Here is a small example on how to do Bayesian model selection.

In [ ]:

# install if not done yet
!pip install pyabc --quiet

Defining the model¶

To do model selection, we first need some models. A model, in the simplest case, is just a callable which takes a single dict as input and returns a single dict as output. The keys of the input dictionary are the parameters of the model, the output keys denote the summary statistics. Here, the dict is passed as parameters and has the entry x, which denotes the mean of a Gaussian. It returns the observed summary statistics y, which is just the sampled value.

In [1]:

%matplotlib inline
import os
import tempfile

import scipy.stats as st

import pyabc

pyabc.settings.set_figure_params('pyabc')  # for beautified plots

# Define a gaussian model

sigma = 0.5


def model(parameters):
    # sample from a gaussian
    y = st.norm(parameters.x, sigma).rvs()
    # return the sample as dictionary
    return {"y": y}

For model selection we usually have more than one model. These are assembled in a list. We require a Bayesian prior over the models. The default is to have a uniform prior over the model classes. This concludes the model definition.

In [2]:

# We define two models, but they are identical so far
models = [model, model]

# However, our models' priors are not the same.
# Their mean differs.
mu_x_1, mu_x_2 = 0, 1
parameter_priors = [
    pyabc.Distribution(x=pyabc.RV("norm", mu_x_1, sigma)),
    pyabc.Distribution(x=pyabc.RV("norm", mu_x_2, sigma)),
]

Configuring the ABCSMC run¶

Having the models defined, we can plug together the ABCSMC class.
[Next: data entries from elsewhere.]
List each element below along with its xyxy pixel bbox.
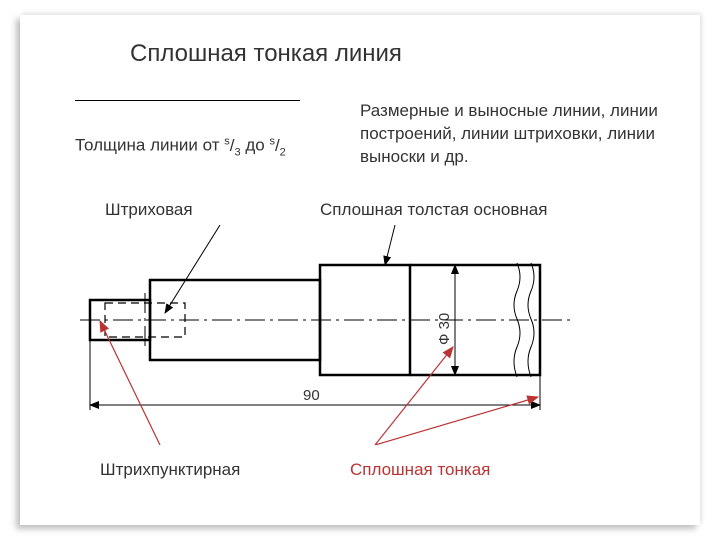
- dashdot-label: Штрихпунктирная: [100, 460, 240, 480]
- leader-thin-2: [375, 347, 453, 445]
- fraction-2: s/2: [269, 136, 285, 155]
- leader-main: [385, 225, 395, 265]
- technical-drawing: Ф 30 90: [75, 225, 655, 445]
- description-text: Размерные и выносные линии, линии постро…: [360, 100, 675, 169]
- thin-line-example: [75, 100, 300, 101]
- page-title: Сплошная тонкая линия: [130, 40, 402, 68]
- dim-width-text: 90: [303, 387, 320, 404]
- thickness-prefix: Толщина линии от: [75, 136, 220, 155]
- main-thick-label: Сплошная толстая основная: [320, 200, 547, 220]
- dim-diameter-text: Ф 30: [436, 313, 453, 345]
- hatching-label: Штриховая: [105, 200, 193, 220]
- leader-hatching: [165, 225, 220, 313]
- page-frame: Сплошная тонкая линия Толщина линии от s…: [20, 15, 700, 525]
- thin-solid-label: Сплошная тонкая: [350, 460, 490, 480]
- between-word: до: [245, 136, 264, 155]
- thickness-text: Толщина линии от s/3 до s/2: [75, 135, 286, 158]
- leader-thin-1: [375, 397, 538, 445]
- drawing-svg: Ф 30 90: [75, 225, 655, 445]
- fraction-1: s/3: [224, 136, 240, 155]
We need a distance function, to measure the distance of obtained samples.

In [3]:

# We plug all the ABC options together
abc = pyabc.ABCSMC(
    models, parameter_priors, pyabc.PercentileDistance(measures_to_use=["y"])
)

INFO:Sampler:Parallelizing the sampling on 4 cores.

Setting the observed data¶

Actually measured data can now be passed to the ABCSMC. This is set via the new method, indicating that we start a new run as opposed to resuming a stored run (see the "resume stored run" example). Moreover, we have to set the output database where the ABC-SMC run is logged.

In [4]:

# y_observed is the important piece here: our actual observation.
y_observed = 1
# and we define where to store the results
db_path = "sqlite:///" + os.path.join(tempfile.gettempdir(), "test.db")
history = abc.new(db_path, {"y": y_observed})
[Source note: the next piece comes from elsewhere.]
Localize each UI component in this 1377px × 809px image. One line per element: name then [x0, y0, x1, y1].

INFO:History:Start <ABCSMC id=1, start_time=2021-02-21 20:27:46.032578>

The new method returns a history object, whose id identifies the ABC-SMC run in the database. We're not using this id for now. But it might be important when you load the stored data or want to continue an ABC-SMC run in the case of having more than one ABC-SMC run stored in a single database.

In [5]:

print("ABC-SMC run ID:", history.id)

ABC-SMC run ID: 1

Running the ABC¶

We run the ABCSMC specifying the epsilon value at which to terminate. The default epsilon strategy is the pyabc.epsilon.MedianEpsilon. Whatever is reached first, the epsilon or the maximum number allowed populations, terminates the ABC run. The method returns a pyabc.storage.History object, which can, for example, be queried for the posterior probabilities.

In [6]:

# We run the ABC until either criterion is met
history = abc.run(minimum_epsilon=0.2, max_nr_populations=5)

INFO:ABC:Calibration sample t=-1.
INFO:Epsilon:initial epsilon is 0.4513005593964347
INFO:ABC:t: 0, eps: 0.4513005593964347.
INFO:ABC:Acceptance rate: 100 / 221 = 4.5249e-01, ESS=1.0000e+02.
INFO:ABC:t: 1, eps: 0.18718437297658125.
INFO:ABC:Acceptance rate: 100 / 353 = 2.8329e-01, ESS=8.8666e+01.
INFO:pyabc.util:Stopping: minimum epsilon.
INFO:History:Done <ABCSMC id=1, duration=0:00:02.979904, end_time=2021-02-21 20:27:49.012482>

Note that the history object is also always accessible from the ABCSMC object:

In [7]:

history is abc.history

Out[7]:

True

Visualization and analysis of results¶

The pyabc.storage.History> object can, for example, be queried for the posterior probabilities in the populations:

In [8]:

# Evaluate the model probabililties
model_probabilities = history.get_model_probabilities()
model_probabilities

Out[8]:

m	0	1
t
0	0.33000	0.67000
1	0.25232	0.74768

And now, let's visualize the results:

In [9]:

pyabc.visualization.plot_model_probabilities(history)

Out[9]:

<AxesSubplot:title={'center':'Model probabilities'}, xlabel='Population index', ylabel='Probability'>

So model 1 is the more probable one. Which is expected as it was centered at 1 and the observed data was also 1, whereas model 0 was centered at 0, which is farther away from the observed data.